Unnamed: 0,date,symbol,open,close,low,high,volume
0,2016-01-05,WLTW,123.430000,125.839996,122.309998,126.250000,2163600.0
1,2016-01-06,WLTW,125.239998,119.980003,119.940002,125.540001,2386400.0
2,2016-01-07,WLTW,116.379997,114.949997,114.930000,119.739998,2489500.0
3,2016-01-08,WLTW,115.480003,116.620003,113.500000,117.440002,2006300.0
4,2016-01-11,WLTW,117.010002,114.970001,114.089996,117.330002,1408600.0
5,2016-01-12,WLTW,115.510002,115.550003,114.500000,116.059998,1098000.0
6,2016-01-13,WLTW,116.459999,112.849998,112.589996,117.070000,949600.0
7,2016-01-14,WLTW,113.510002,114.379997,110.050003,115.029999,785300.0
8,2016-01-15,WLTW,113.330002,112.529999,111.919998,114.879997,1093700.0
9,2016-01-19,WLTW,113.660004,110.379997,109.870003,115.870003,1523500.0


### Key or Value Column

In [17]:
len(df.drop_duplicates(subset=['date','symbol']))==len(df) #drop duplicates will drop no rows if the subset is set to what is the key

True

Date - Key4

Symbol - Key

Open - Value

Close - Value

Low - Value

High - Value

Volume - Value

According to VAD, a key is an index that is used to look up value attributes.

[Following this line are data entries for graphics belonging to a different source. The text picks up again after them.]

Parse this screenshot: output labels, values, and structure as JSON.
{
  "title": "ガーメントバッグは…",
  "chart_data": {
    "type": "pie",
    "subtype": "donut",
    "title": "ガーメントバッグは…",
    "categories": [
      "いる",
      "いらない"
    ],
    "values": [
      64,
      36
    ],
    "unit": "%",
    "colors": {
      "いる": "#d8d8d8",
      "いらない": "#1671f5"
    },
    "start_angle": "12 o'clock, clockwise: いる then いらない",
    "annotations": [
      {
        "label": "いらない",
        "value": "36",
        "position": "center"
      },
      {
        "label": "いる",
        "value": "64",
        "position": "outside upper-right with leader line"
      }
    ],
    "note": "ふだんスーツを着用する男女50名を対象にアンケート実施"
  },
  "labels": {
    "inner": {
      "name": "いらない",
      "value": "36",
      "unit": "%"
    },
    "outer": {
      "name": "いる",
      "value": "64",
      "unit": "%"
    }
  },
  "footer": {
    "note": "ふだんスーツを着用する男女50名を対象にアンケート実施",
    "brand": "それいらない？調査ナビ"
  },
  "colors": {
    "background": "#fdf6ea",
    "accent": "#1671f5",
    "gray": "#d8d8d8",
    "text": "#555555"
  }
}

A key can be one attribute within the dataset, the index of the row, or any combination of the attributes such that the combinations are unique. The final scenario is what helps us define what the key in this dataset is. All attributes alone in this dataset are not unique, nor are they indicative of what the row represents. However, the combination of the date and symbol variables proves to be a unique identifier for each row, thus it is a key. I determined this by choosing the date and symbol variables are a subset of columns to drop based on whether that subset is duplicated. If the size of the new dataframe is equal to the size of the original dataframe, then the subset chosen can be considered a unique identifier/key.

### Task

A popular metric people analyze is the Dow Jones Industrial Average, which is the sum of the price of one stock of the top 30 companies divided by a divisor, d. Originally it was the same sum divided by the number of stocks. We can simplify this task by making it the difference between the sum of all stocks at close - sum of all stocks at open, divided by the number of corporations recorded that day. 

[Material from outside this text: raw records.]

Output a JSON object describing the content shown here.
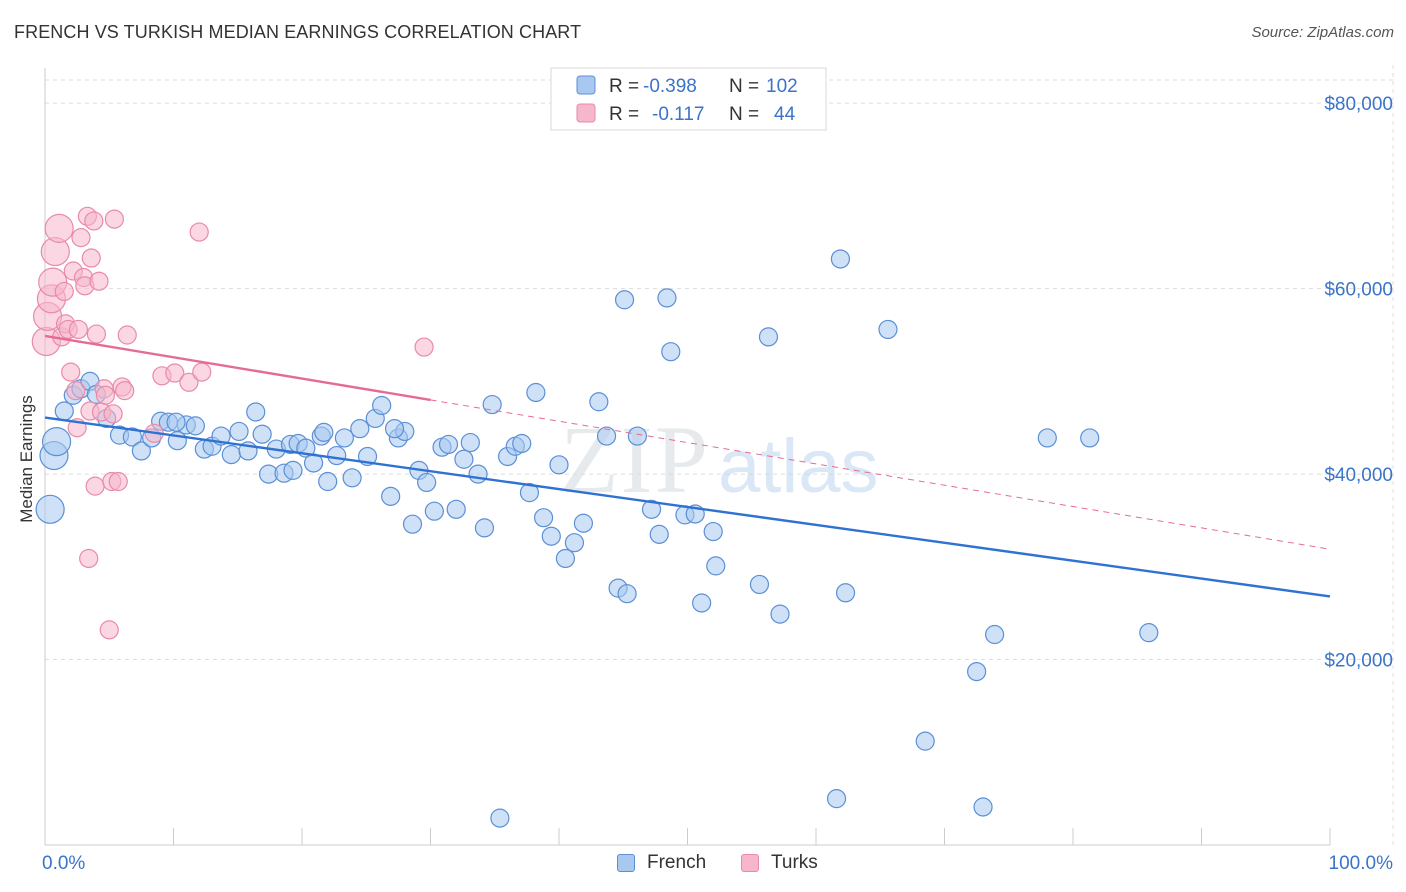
{
  "title": "FRENCH VS TURKISH MEDIAN EARNINGS CORRELATION CHART",
  "source": "Source: ZipAtlas.com",
  "watermark": {
    "zip": "ZIP",
    "atlas": "atlas"
  },
  "colors": {
    "french_fill": "#a8c8f0",
    "french_stroke": "#5b8fd6",
    "french_line": "#2f72d2",
    "turks_fill": "#f6b6cb",
    "turks_stroke": "#e98aaa",
    "turks_line": "#e56b96",
    "axis_value": "#3a74c9",
    "grid": "#dddddd"
  },
  "legend": {
    "rows": [
      {
        "r_label": "R =",
        "r_value": "-0.398",
        "n_label": "N =",
        "n_value": "102"
      },
      {
        "r_label": "R =",
        "r_value": "-0.117",
        "n_label": "N =",
        "n_value": "44"
      }
    ]
  },
  "bottom_legend": {
    "french": "French",
    "turks": "Turks"
  },
  "chart_data": {
    "type": "scatter",
    "title": "FRENCH VS TURKISH MEDIAN EARNINGS CORRELATION CHART",
    "xlabel": "",
    "ylabel": "Median Earnings",
    "xlim": [
      0,
      100
    ],
    "ylim": [
      0,
      82500
    ],
    "x_tick_labels": [
      "0.0%",
      "100.0%"
    ],
    "y_ticks": [
      20000,
      40000,
      60000,
      80000
    ],
    "y_tick_labels": [
      "$20,000",
      "$40,000",
      "$60,000",
      "$80,000"
    ],
    "grid": true,
    "legend_position": "top-center",
    "series": [
      {
        "name": "French",
        "r": -0.398,
        "n": 102,
        "trend": {
          "x": [
            0,
            100
          ],
          "y": [
            46100,
            26800
          ]
        },
        "points": [
          [
            0.4,
            36200
          ],
          [
            0.7,
            42000
          ],
          [
            0.9,
            43500
          ],
          [
            1.5,
            46800
          ],
          [
            2.2,
            48500
          ],
          [
            2.8,
            49200
          ],
          [
            3.5,
            50000
          ],
          [
            4.0,
            48600
          ],
          [
            4.8,
            46000
          ],
          [
            5.8,
            44200
          ],
          [
            6.8,
            44000
          ],
          [
            7.5,
            42500
          ],
          [
            8.3,
            43900
          ],
          [
            9.0,
            45700
          ],
          [
            9.6,
            45600
          ],
          [
            10.3,
            43600
          ],
          [
            11.0,
            45300
          ],
          [
            11.7,
            45200
          ],
          [
            12.4,
            42700
          ],
          [
            13.0,
            43000
          ],
          [
            13.7,
            44100
          ],
          [
            14.5,
            42100
          ],
          [
            15.1,
            44600
          ],
          [
            15.8,
            42500
          ],
          [
            16.4,
            46700
          ],
          [
            16.9,
            44300
          ],
          [
            17.4,
            40000
          ],
          [
            18.0,
            42700
          ],
          [
            18.6,
            40100
          ],
          [
            19.1,
            43200
          ],
          [
            19.7,
            43300
          ],
          [
            20.3,
            42800
          ],
          [
            20.9,
            41200
          ],
          [
            21.5,
            44100
          ],
          [
            22.0,
            39200
          ],
          [
            22.7,
            42000
          ],
          [
            23.3,
            43900
          ],
          [
            23.9,
            39600
          ],
          [
            24.5,
            44900
          ],
          [
            25.1,
            41900
          ],
          [
            25.7,
            46000
          ],
          [
            26.2,
            47400
          ],
          [
            26.9,
            37600
          ],
          [
            27.5,
            43900
          ],
          [
            28.0,
            44600
          ],
          [
            28.6,
            34600
          ],
          [
            29.1,
            40400
          ],
          [
            29.7,
            39100
          ],
          [
            30.3,
            36000
          ],
          [
            30.9,
            42900
          ],
          [
            31.4,
            43200
          ],
          [
            32.0,
            36200
          ],
          [
            32.6,
            41600
          ],
          [
            33.1,
            43400
          ],
          [
            33.7,
            40000
          ],
          [
            34.2,
            34200
          ],
          [
            34.8,
            47500
          ],
          [
            35.4,
            2900
          ],
          [
            36.0,
            41900
          ],
          [
            36.6,
            43000
          ],
          [
            37.1,
            43300
          ],
          [
            37.7,
            38000
          ],
          [
            38.2,
            48800
          ],
          [
            38.8,
            35300
          ],
          [
            39.4,
            33300
          ],
          [
            40.0,
            41000
          ],
          [
            40.5,
            30900
          ],
          [
            41.2,
            32600
          ],
          [
            41.9,
            34700
          ],
          [
            43.1,
            47800
          ],
          [
            43.7,
            44100
          ],
          [
            44.6,
            27700
          ],
          [
            45.3,
            27100
          ],
          [
            45.1,
            58800
          ],
          [
            46.1,
            44100
          ],
          [
            47.2,
            36200
          ],
          [
            47.8,
            33500
          ],
          [
            48.4,
            59000
          ],
          [
            48.7,
            53200
          ],
          [
            49.8,
            35600
          ],
          [
            50.6,
            35700
          ],
          [
            51.1,
            26100
          ],
          [
            52.0,
            33800
          ],
          [
            52.2,
            30100
          ],
          [
            55.6,
            28100
          ],
          [
            56.3,
            54800
          ],
          [
            57.2,
            24900
          ],
          [
            61.9,
            63200
          ],
          [
            62.3,
            27200
          ],
          [
            61.6,
            5000
          ],
          [
            65.6,
            55600
          ],
          [
            68.5,
            11200
          ],
          [
            72.5,
            18700
          ],
          [
            73.9,
            22700
          ],
          [
            73.0,
            4100
          ],
          [
            78.0,
            43900
          ],
          [
            81.3,
            43900
          ],
          [
            85.9,
            22900
          ],
          [
            10.2,
            45600
          ],
          [
            21.7,
            44500
          ],
          [
            19.3,
            40400
          ],
          [
            27.2,
            44900
          ]
        ]
      },
      {
        "name": "Turks",
        "r": -0.117,
        "n": 44,
        "trend": {
          "x": [
            0,
            30
          ],
          "y": [
            54900,
            48000
          ]
        },
        "trend_extended": {
          "x": [
            30,
            100
          ],
          "y": [
            48000,
            31900
          ]
        },
        "points": [
          [
            0.1,
            54300
          ],
          [
            0.2,
            57000
          ],
          [
            0.5,
            58900
          ],
          [
            0.6,
            60700
          ],
          [
            0.8,
            64000
          ],
          [
            1.1,
            66500
          ],
          [
            1.3,
            54800
          ],
          [
            1.5,
            59700
          ],
          [
            1.6,
            56200
          ],
          [
            1.8,
            55600
          ],
          [
            2.0,
            51000
          ],
          [
            2.2,
            61900
          ],
          [
            2.4,
            49000
          ],
          [
            2.6,
            55600
          ],
          [
            2.8,
            65500
          ],
          [
            3.0,
            61200
          ],
          [
            3.1,
            60300
          ],
          [
            3.3,
            67800
          ],
          [
            3.5,
            46800
          ],
          [
            3.6,
            63300
          ],
          [
            3.8,
            67300
          ],
          [
            3.9,
            38700
          ],
          [
            4.0,
            55100
          ],
          [
            4.2,
            60800
          ],
          [
            4.4,
            46700
          ],
          [
            4.6,
            49200
          ],
          [
            5.0,
            23200
          ],
          [
            5.2,
            39200
          ],
          [
            5.4,
            67500
          ],
          [
            5.7,
            39200
          ],
          [
            6.0,
            49400
          ],
          [
            6.4,
            55000
          ],
          [
            8.5,
            44400
          ],
          [
            9.1,
            50600
          ],
          [
            10.1,
            50900
          ],
          [
            11.2,
            49900
          ],
          [
            12.2,
            51000
          ],
          [
            12.0,
            66100
          ],
          [
            29.5,
            53700
          ],
          [
            2.5,
            45000
          ],
          [
            4.7,
            48500
          ],
          [
            5.3,
            46500
          ],
          [
            3.4,
            30900
          ],
          [
            6.2,
            49000
          ]
        ]
      }
    ]
  }
}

$$\frac{\sum_{c \in C} p_{open} - p_{close}}{|C|}$$

In other words at a high level the user can derive data regarding net gains per day.

In [21]:
dfGrouped = df.groupby('date').sum().reset_index()
dfGrouped['net_gain'] = dfGrouped['close'] - dfGrouped['open']
iplot([{"x":dfGrouped['date'],"y":dfGrouped['net_gain']}])

For this visualization I used rectlinear axes because they are the more readable and I am not trying to imply some sort of cyclic pattern. The mark I used is a line because we are looking at time series data. The channel I used is position because we are trying to compare two days. In terms of interactivity, I felt that the default interactivity was sufficient for the purposes of the visualization. With the zoom feature provided by plotly, a user can do many medium-level tasks. For example, a user could do a lookup for the stock price at a certain date. He could also browse for the maximum value in a given week, month, year. 

In [34]:

x=dfGrouped['date'].apply(str)
y=dfGrouped['net_gain']
c = np.where(dfGrouped['net_gain']>=0,'green','red')
iplot([go.Bar(x=x,y=y,marker=dict(color=c))])

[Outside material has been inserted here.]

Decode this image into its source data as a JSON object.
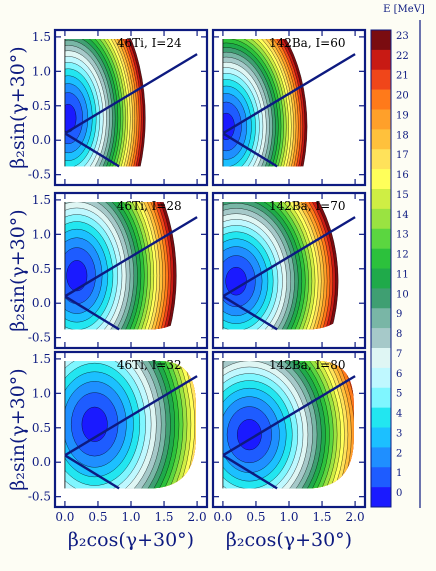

Similar to the plot above, I used rectilinear axes because they are more readable and there is no implication of some sort of cyclic pattern. The mark I use is a line because I want to compare the magnitudes of net gain on any given day. I also encode length for comparison between different bars. Finally, I use color to identify positive vs. negative net gains. In a similar vein the same interactive tools were applied to understand the dataset more. With the zoom feature, a user can do all the medium level tasks. To expand upon the first two examples given. The user could simply explore the data in the year 2015. In terms of low level tasks the user could filter such that all values are above a certain threshold using the zoom feature as well.